M. Jeanette Banzhoff & Lewis K. Hosfeld, married October 22, 1955


      At work, Daddy’s specialty became the development and adherence of paint to fiberboard for the creation of ceiling tiles.  Armstrong employees were then encouraged to be innovative.  Daddy lived up to this challenge and was able to file his first patent in 1963.  It described a “Method for Producing Roller Embossed Warp-Resistant Fiberboard.”  This technique was first used on an Armstrong ceiling tile design called Crestmont.  Eventually he would hold seven U.S. patents and two Canadian patents, all dealing with some portion of the process of making and/or painting ceiling tile.  (Click here to see them: U.S., CA-1, CA-2.) 

     White or off-white ceilings weren’t necessarily universal.  Once, an Atlantic City casino ordered brown ceiling tiles.  Some Europeans seemed to favor colored tiles.  Daddy and his associates had to use formulas to guarantee consistent hues for each batch of each tile design.

     Daddy’s job required a fair amount of traveling, too.  Though he sometimes visited suppliers to check on specifications, he most often went to the places where the fiberboard (or later, the mineral wool fiber) was made.  These included the Armstrong facilities in Pensacola, Florida, and in Beaver Falls, Pennsylvania.  Once he even flew to Munster, Germany.  But the factory he frequented – sometimes as often as a week each month, when I was growing up -- was located in Macon, Georgia.

     The Macon plant made fiberboard for ceiling tile.  Armstrong owned some nearby forests.  Trucks would bring in logs – “Mainly cottonwood and loblolly pine,” as Daddy recalls – and run them through a de-barker.  Then they would be ground down to little particles of wood fiber.  A slurry was made out of this material, and it proceeded through a big forming machine to make the panels.  The last steps involved the applications of a primer and a top coat of paint.  Voila!  You had ceiling tiles.  Well, maybe it wasn’t that simple.

     When I was in second grade, my mother and I got a chance to travel to Macon with my father on one of his business trips.  I was permitted to miss school, since this was an educational experience.  We flew down to Georgia.  Mostly, I remember the heat – both in the usual southern air, and inside the plant itself.  I stood next to a huge vat of floating wood pulp, the slurry.  I couldn’t believe that my father and these other men willingly worked in such a hot and noisy factory.  He told us that the constant walking on these concrete floors was hard on his feet in dress shoes.  He always took extra cushiony insoles along on these trips.  One visit to Macon was enough for Mom and me.

     Armstrong began to emphasize the creation of even more new products.  Its employees developed such items as floor wax, cleaners, and caulking compound.  But in the long run, these endeavors weren’t worth the special effort.  “After a while, Armstrong decided to make just the floors and the ceilings, and let the little guy do the little stuff,” Daddy says.  “And that’s the way it is today.  They dropped the word ‘research’ from the sign.” 

     The kind of work that Daddy did at Armstrong from 1955 to 1989, no longer exists.
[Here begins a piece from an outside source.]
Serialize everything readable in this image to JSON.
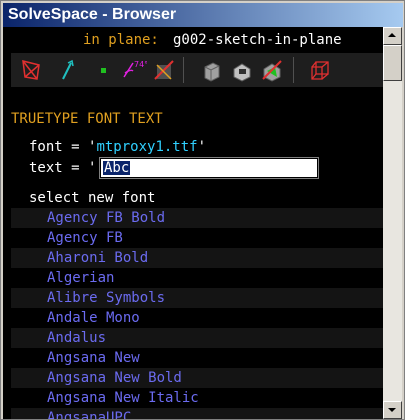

Since then, advancements have been made in paint technology.  No one has to use slide rules or logarithm charts in order to insure consistent pigment measurements across the board.  In hindsight, it seems as though Daddy was the right person for his job, and he was in the right place at the right time to do it.

     Maybe his work was another reason why our birthday photos became so special to us.  During my childhood, Daddy was often away in Macon, and we didn’t always spend much time together.  Our commitment to this photo tradition meant that for at least a few minutes each year, we would be able to stand shoulder to shoulder and to be with one another.